Greg Nickels got Northgate development unstuck by blowing up the entrenched sides. But is that the best way to make friends? Or to clear icy streets?
Greg Nickels got Northgate development unstuck by blowing up the entrenched sides. But is that the best way to make friends? Or to clear icy streets?

Eric Pryne of The Seattle Times has a good story about the long saga of Northgate in its quest to become an urban center, not just a giant shopping mall. Fifteen years after the battle was joined, about 700 apartments and condos are finally under construction.

The story is revealing about Seattle's glacial politics — a familiar theme — and also about Mayor Greg Nickels' style of leadership. That may be more of an issue after the snowstorm of the past week revived public interest in having a different mayor in 2009 (when Nickels will be seeking his third term).

Nickels has explained his style as "inserting a stick of dynamite" into major impasses that have dragged on for years, and "then putting the pieces together again in a better way." That he did in the Northgate situation, which had become a standoff between neighbors who feared more traffic and used the daylighting of Thornton Creek, running from Northgate to Lake Washington, as a blocking tactic. Former Mayor Paul Schell refused to endorse the expensive creek program as a way to bring back some salmon runs, and that helped tip the Sierra Club endorsement away from him to challenger Nickels.
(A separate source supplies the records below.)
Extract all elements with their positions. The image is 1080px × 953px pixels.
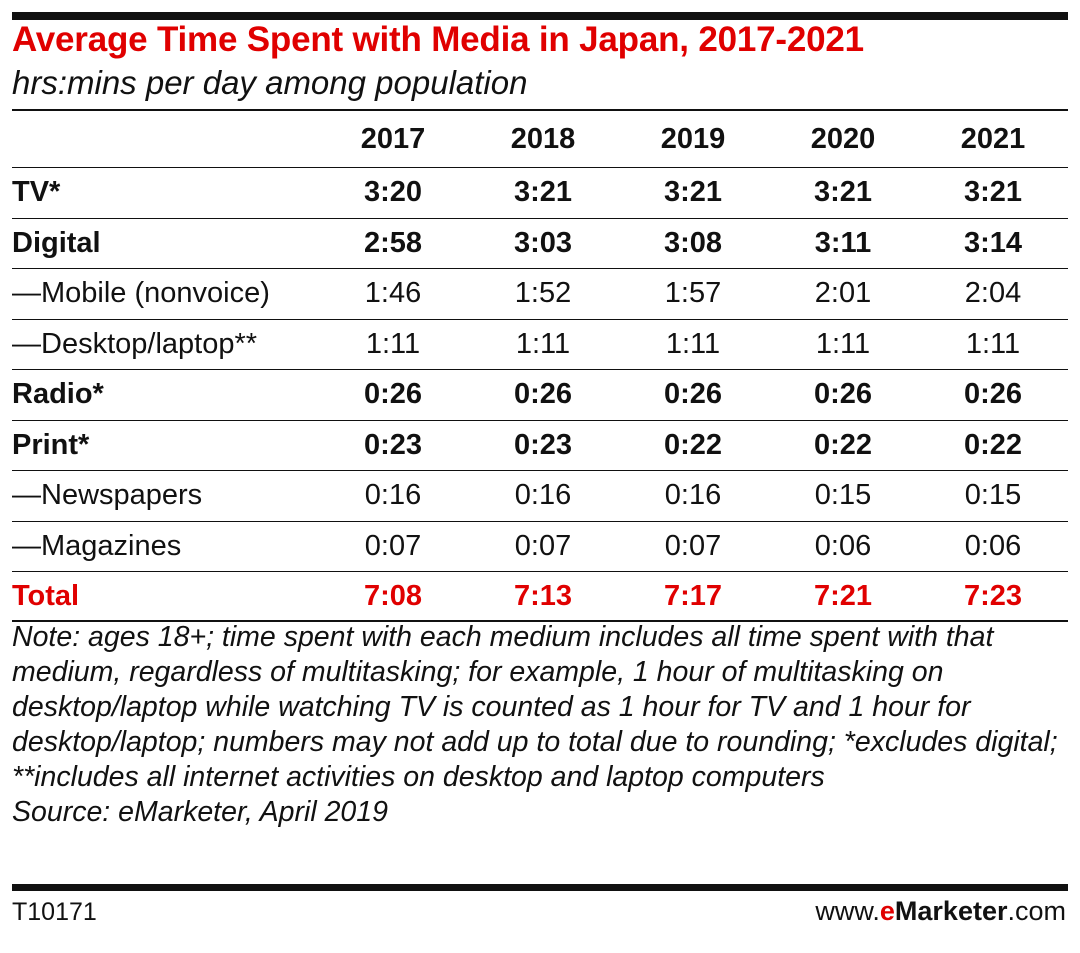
- top-rule: [12, 12, 1068, 20]
- chart-id: T10171: [12, 898, 97, 926]
- cell-value: 0:15: [768, 470, 918, 522]
- year-header: 2020: [768, 110, 918, 168]
- cell-value: 3:21: [618, 167, 768, 219]
- bottom-rule: [12, 884, 1068, 891]
- year-header: 2019: [618, 110, 768, 168]
- cell-value: 0:06: [768, 521, 918, 572]
- brand-prefix: www.: [815, 896, 880, 926]
- row-label: —Magazines: [12, 521, 318, 572]
- cell-value: 0:07: [468, 521, 618, 572]
- table-row-digital: Digital 2:58 3:03 3:08 3:11 3:14: [12, 218, 1068, 269]
- table-row-magazines: —Magazines 0:07 0:07 0:07 0:06 0:06: [12, 521, 1068, 572]
- brand-suffix: .com: [1007, 896, 1066, 926]
- cell-value: 0:26: [618, 369, 768, 421]
- year-header: 2018: [468, 110, 618, 168]
- table-row-print: Print* 0:23 0:23 0:22 0:22 0:22: [12, 420, 1068, 471]
- cell-value: 2:58: [318, 218, 468, 269]
- cell-value: 2:04: [918, 268, 1068, 320]
- brand-e: e: [879, 896, 895, 926]
- note-text: Note: ages 18+; time spent with each med…: [12, 621, 1058, 793]
- cell-value: 0:15: [918, 470, 1068, 522]
- cell-value: 1:46: [318, 268, 468, 320]
- cell-value: 0:23: [318, 420, 468, 471]
- cell-value: 7:13: [513, 580, 573, 613]
- table-row-total: Total 7:08 7:13 7:17 7:21 7:23: [12, 572, 1068, 622]
- cell-value: 0:16: [618, 470, 768, 522]
- cell-value: 7:23: [963, 580, 1023, 613]
- table-row-mobile: —Mobile (nonvoice) 1:46 1:52 1:57 2:01 2…: [12, 268, 1068, 320]
- cell-value: 1:11: [618, 319, 768, 370]
- table-row-radio: Radio* 0:26 0:26 0:26 0:26 0:26: [12, 369, 1068, 421]
- table-row-tv: TV* 3:20 3:21 3:21 3:21 3:21: [12, 167, 1068, 219]
- brand-name: Marketer: [894, 896, 1008, 926]
- cell-value: 2:01: [768, 268, 918, 320]
- cell-value: 1:11: [768, 319, 918, 370]
- cell-value: 0:22: [918, 420, 1068, 471]
- cell-value: 3:08: [618, 218, 768, 269]
- row-label: Print*: [12, 420, 318, 471]
- cell-value: 1:11: [318, 319, 468, 370]
- header-row: 2017 2018 2019 2020 2021: [12, 110, 1068, 168]
- cell-value: 7:17: [663, 580, 723, 613]
- cell-value: 0:26: [918, 369, 1068, 421]
- note-divider: [12, 620, 1068, 622]
- media-time-table: 2017 2018 2019 2020 2021 TV* 3:20 3:21 3…: [12, 109, 1068, 622]
- cell-value: 3:20: [318, 167, 468, 219]
- row-label: —Mobile (nonvoice): [12, 268, 318, 320]
- cell-value: 0:07: [318, 521, 468, 572]
- cell-value: 0:22: [768, 420, 918, 471]
- row-label: Digital: [12, 218, 318, 269]
- source-text: Source: eMarketer, April 2019: [12, 796, 388, 828]
- header-blank: [12, 110, 318, 168]
- cell-value: 3:21: [468, 167, 618, 219]
- year-header: 2017: [318, 110, 468, 168]
- cell-value: 3:03: [468, 218, 618, 269]
- cell-value: 0:07: [618, 521, 768, 572]
- row-label: —Newspapers: [12, 470, 318, 522]
- cell-value: 0:26: [318, 369, 468, 421]
- chart-title: Average Time Spent with Media in Japan, …: [12, 20, 864, 59]
- emarketer-logo: www.eMarketer.com: [815, 896, 1066, 927]
- cell-value: 0:22: [618, 420, 768, 471]
- cell-value: 3:11: [768, 218, 918, 269]
- cell-value: 0:23: [468, 420, 618, 471]
- table-row-newspapers: —Newspapers 0:16 0:16 0:16 0:15 0:15: [12, 470, 1068, 522]
- row-label: —Desktop/laptop**: [12, 319, 318, 370]
- cell-value: 7:08: [363, 580, 423, 613]
- cell-value: 0:06: [918, 521, 1068, 572]
- year-header: 2021: [918, 110, 1068, 168]
- cell-value: 1:57: [618, 268, 768, 320]
- row-label: Total: [12, 580, 80, 613]
- cell-value: 0:16: [318, 470, 468, 522]
- row-label: TV*: [12, 167, 318, 219]
- footnote: Note: ages 18+; time spent with each med…: [12, 620, 1072, 830]
- cell-value: 3:21: [918, 167, 1068, 219]
- cell-value: 3:14: [918, 218, 1068, 269]
- cell-value: 7:21: [813, 580, 873, 613]
- chart-subtitle: hrs:mins per day among population: [12, 64, 528, 101]
- cell-value: 3:21: [768, 167, 918, 219]
- cell-value: 0:26: [468, 369, 618, 421]
- row-label: Radio*: [12, 369, 318, 421]
- cell-value: 1:11: [468, 319, 618, 370]
- cell-value: 0:26: [768, 369, 918, 421]
- cell-value: 1:11: [918, 319, 1068, 370]
- cell-value: 0:16: [468, 470, 618, 522]
- table-row-desktop: —Desktop/laptop** 1:11 1:11 1:11 1:11 1:…: [12, 319, 1068, 370]
- cell-value: 1:52: [468, 268, 618, 320]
The new mayor inserted his stick of dynamite and by 2004 some agreements were reached, in part due to some shrewd brokering by the City Council.

That meant the 1993 goal of 3,000 new housing units in the transit-friendly Northgate could make some progress. (Only 200 units had been built until recently.) But now that the developers are finally cleared for action, the economy has dampened their enthusiasm. And more battles loom with the neighbors, who want the new projects to prove themselves before allowing wholesale redevelopment.

The Northgate saga is indicative of the problems of densification in Seattle. The area is about as ideal for infill as you can imagine: transit lines, Seattle Community College nearby, all those shops and cinemas, big parking lots for redeveloping into residential complexes. But it's still block-by-block guerrilla politics, mostly because the nearby neighborhoods are resistant to more traffic. Infill remains a great idea in the abstract, but a bloody flag to those living next door.

One political paradox is that Mayor Nickels seems courageous in busting up logjams at Northgate, at South Lake Union, in the University District, but oddly passive about sluggish performance in clearing snow-clogged streets or gang-clogged streetcorners. Can he be as tough on his bureaucracy as he can be on neighborhood activists? He's been in government his whole work life, which can lead to a reflexive instinct to defend it and scowl at citizen complainers.

There's still no sign of a serious challenger to Nickels next fall. But anger over the week of ice might produce a political dynamic that could reward a candidate who is more snow-shovel-ready, and more sympathetic to the ordinary citizens getting wary of rapid growth. My fearless prediction for 2009: a serious challenger will get into the race at the last minute, riding a media wave by the surprise entrance and the chance to criticize the unpopular (but still Teflon-coated) Mayor Dynamite.